Lea
Martin will sich 1991 nach seinem Volontariat „etwas Gutes“ tun und fliegt spontan nach Israel. In Tel Aviv lernt er Lea, eine Studentin der Politik und Philosophie, kennen und verliebt sich in sie. Eine friedliche und kooperative und versöhnliche
Lösung zwischen Palästinensern und Juden ist ihr Hauptanliegen, wofür sie auch demonstriert.
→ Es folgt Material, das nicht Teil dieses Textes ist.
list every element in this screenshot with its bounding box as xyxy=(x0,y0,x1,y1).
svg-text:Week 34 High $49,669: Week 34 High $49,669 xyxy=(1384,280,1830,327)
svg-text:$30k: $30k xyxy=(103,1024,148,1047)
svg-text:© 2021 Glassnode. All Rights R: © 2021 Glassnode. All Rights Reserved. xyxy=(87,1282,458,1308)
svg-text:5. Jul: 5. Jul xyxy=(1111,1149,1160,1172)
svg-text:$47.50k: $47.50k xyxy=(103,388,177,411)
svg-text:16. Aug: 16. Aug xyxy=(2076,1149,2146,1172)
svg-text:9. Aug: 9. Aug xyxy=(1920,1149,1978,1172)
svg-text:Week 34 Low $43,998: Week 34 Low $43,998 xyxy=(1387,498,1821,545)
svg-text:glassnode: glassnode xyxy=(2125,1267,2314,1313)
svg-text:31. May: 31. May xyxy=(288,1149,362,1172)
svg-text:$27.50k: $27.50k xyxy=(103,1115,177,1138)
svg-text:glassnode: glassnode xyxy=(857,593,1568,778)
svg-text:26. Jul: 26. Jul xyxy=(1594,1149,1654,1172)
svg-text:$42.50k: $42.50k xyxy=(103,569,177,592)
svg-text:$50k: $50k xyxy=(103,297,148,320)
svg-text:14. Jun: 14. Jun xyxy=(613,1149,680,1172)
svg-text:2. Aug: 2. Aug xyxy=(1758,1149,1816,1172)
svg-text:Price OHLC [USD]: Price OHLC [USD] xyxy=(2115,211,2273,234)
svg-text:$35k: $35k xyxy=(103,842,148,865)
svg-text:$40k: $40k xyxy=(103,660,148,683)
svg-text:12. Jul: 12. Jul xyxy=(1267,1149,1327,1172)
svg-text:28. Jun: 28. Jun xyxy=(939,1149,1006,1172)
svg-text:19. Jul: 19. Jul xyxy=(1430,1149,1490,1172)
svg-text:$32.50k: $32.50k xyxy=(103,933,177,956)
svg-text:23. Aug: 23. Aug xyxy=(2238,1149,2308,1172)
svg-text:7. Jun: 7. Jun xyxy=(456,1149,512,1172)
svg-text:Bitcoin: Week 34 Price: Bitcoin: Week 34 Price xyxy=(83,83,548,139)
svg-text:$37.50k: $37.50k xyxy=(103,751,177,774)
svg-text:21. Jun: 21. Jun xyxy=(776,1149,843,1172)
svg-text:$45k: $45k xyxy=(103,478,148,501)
Martin kommt auch mit Leas Großvater ins Gespräch, der Auschwitz überlebt hat und an Martin sehen soll, dass Deutsche heute andere Menschen als damals sind. 2021 sieht Martin zufällig im deutschen Fernsehen, wie eine israelische Delegation nach München kommt, mittendrin Lea, die er unbedingt wiedersehen will. Während ihres Aufenthalts besuchen beide auch das KZ Dachau. Martin ist hin- und hergerissen, denn seine Ehe mit Anne ist schon lange nicht mehr glücklich. Nur die gemeinsame Tochter, Lara, ist das Bindeglied. Als sie ausgerechnet am Tag des geplanten Abschieds von Lea ins Krankenhaus muss, wird Martin klar, dass seine unbedingte Liebe zu Lara das Allerwichtigste ist. – Michael Kleinherne, Journalist und Dozent für Kreatives Schreiben, ist es am Beispiel eines Deutschen und einer Israelin gut gelungen, geschichtliches Denken, Realität und Liebe „unter einen Hut zu bringen“.
Berthold Schäffner
rezensiert für den Borromäusverein.
Lea
Michael Kleinherne
Kulturmaschinen (2024)
209 Seiten
kt.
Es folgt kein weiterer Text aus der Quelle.